Heavy cpu load seen when keepalived state change server gets wsgi_default_pool_size requests at same time

Bug #1581580 reported by venkata anil
6
This bug affects 1 person
Affects Status Importance Assigned to Milestone
neutron
Fix Released
Medium
venkata anil

Bug Description

With wsgi_default_pool_size=100[1], if the keepalived state change server gets 100 requests at the same time, while processing the requests heavy load is seen on cpu, making the network node unresponsive. For each request, keepalived state change server spawns a new meta data proxy process(i.e neutron-ns-metadata-proxy). During heavy cpu load, with "top" command, I can see many metadata proxy processes in "running" state at same time(see the attachment).

When wsgi_default_pool_size=8, I see state change server spawning 8 metadata proxy processes at a time("top" command shows 8 meta data proxy processes in "running" state at a time), cpu load is less and metadata proxy processes(for example, 100) spawned for all requests without failures(as backlog=KEEPALIVED_STATE_CHANGE_SERVER_BACKLOG i.e 4096).

We can keep wsgi_default_pool_size=100 for neutron API server, and use seperate configuration for UnixDomainWSGIServer(for example CONF.unix_domain_wsgi_default_pool_size).

neutron/agent/linux/utils.py
class UnixDomainWSGIServer(wsgi.Server):

    def _run(self, application, socket):
        """Start a WSGI service in a new green thread."""
        logger = logging.getLogger('eventlet.wsgi.server')
        eventlet.wsgi.server(socket,
                             application,
                             max_size=CONF.unix_domain_wsgi_default_pool_size,
                             protocol=UnixDomainHttpProtocol,
                             log=logger)

[1] https://github.com/openstack/neutron/commit/9d573387f1e33ce85269d3ed9be501717eed4807

Revision history for this message
venkata anil (anil-venkata) wrote :
Changed in neutron:
assignee: nobody → venkata anil (anil-venkata)
Assaf Muller (amuller)
tags: added: loadimpact
Changed in neutron:
status: New → Confirmed
importance: Undecided → Medium
description: updated
Revision history for this message
OpenStack Infra (hudson-openstack) wrote : Fix proposed to neutron (master)

Fix proposed to branch: master
Review: https://review.openstack.org/317616

Changed in neutron:
status: Confirmed → In Progress
Henry Gessau (gessau)
summary: Heavy cpu load seen when keepalived state change server gets
- wsi_default_pool_size requests at same time
+ wsgi_default_pool_size requests at same time
Revision history for this message
OpenStack Infra (hudson-openstack) wrote : Fix merged to neutron (master)

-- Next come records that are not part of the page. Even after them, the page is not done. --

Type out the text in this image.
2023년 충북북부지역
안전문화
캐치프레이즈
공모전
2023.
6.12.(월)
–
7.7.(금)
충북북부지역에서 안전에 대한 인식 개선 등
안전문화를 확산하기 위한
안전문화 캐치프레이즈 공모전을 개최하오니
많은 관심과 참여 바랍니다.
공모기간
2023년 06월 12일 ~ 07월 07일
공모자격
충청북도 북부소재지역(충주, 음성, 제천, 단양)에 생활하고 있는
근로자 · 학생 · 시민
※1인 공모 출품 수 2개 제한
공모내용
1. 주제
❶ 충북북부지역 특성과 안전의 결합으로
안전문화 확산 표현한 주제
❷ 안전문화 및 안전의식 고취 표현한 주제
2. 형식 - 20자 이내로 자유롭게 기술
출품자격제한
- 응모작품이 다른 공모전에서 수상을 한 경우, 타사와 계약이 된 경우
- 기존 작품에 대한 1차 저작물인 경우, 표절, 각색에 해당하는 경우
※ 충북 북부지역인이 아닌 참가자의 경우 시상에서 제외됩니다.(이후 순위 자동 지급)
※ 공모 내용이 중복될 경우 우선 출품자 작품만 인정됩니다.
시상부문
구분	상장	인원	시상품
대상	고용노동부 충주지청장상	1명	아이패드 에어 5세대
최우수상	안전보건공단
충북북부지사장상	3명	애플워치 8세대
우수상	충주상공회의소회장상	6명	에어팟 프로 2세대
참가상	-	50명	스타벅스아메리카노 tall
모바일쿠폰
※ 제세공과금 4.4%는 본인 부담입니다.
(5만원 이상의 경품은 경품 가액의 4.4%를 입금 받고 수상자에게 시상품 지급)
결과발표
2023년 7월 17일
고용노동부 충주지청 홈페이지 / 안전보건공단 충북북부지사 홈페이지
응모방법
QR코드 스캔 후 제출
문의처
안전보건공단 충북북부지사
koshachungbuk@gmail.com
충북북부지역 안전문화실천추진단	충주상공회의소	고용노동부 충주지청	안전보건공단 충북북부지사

Reviewed: https://review.openstack.org/317616
Committed: https://git.openstack.org/cgit/openstack/neutron/commit/?id=70ea188f5d87c45fb60ace8b8405274e5f6dd489
Submitter: Jenkins
Branch: master

commit 70ea188f5d87c45fb60ace8b8405274e5f6dd489
Author: venkata anil <email address hidden>
Date: Tue May 17 16:30:13 2016 +0000

    New option for num_threads for state change server

    Currently max number of client connections(i.e greenlets spawned at
    a time) opened at any time by the WSGI server is set to 100 with
    wsgi_default_pool_size[1].

    This configuration may be fine for neutron api server. But with
    wsgi_default_pool_size(=100) requests, state change server
    is creating heavy cpu load on agent.
    So this server(which run on agents) need lesser value i.e
    can be configured to half the number of cpu on agent

    We use "ha_keepalived_state_change_server_threads" config option
    to configure number of threads in state change server instead of
    wsgi_default_pool_size.

    [1] https://review.openstack.org/#/c/278007/

    DocImpact: Add new config option -
    ha_keepalived_state_change_server_threads, to configure number
    of threads in state change server.

    Closes-Bug: #1581580
    Change-Id: I822ea3844792a7731fd24419b7e90e5aef141993

Changed in neutron:
status: In Progress → Fix Released
Revision history for this message
OpenStack Infra (hudson-openstack) wrote : Fix proposed to neutron (stable/newton)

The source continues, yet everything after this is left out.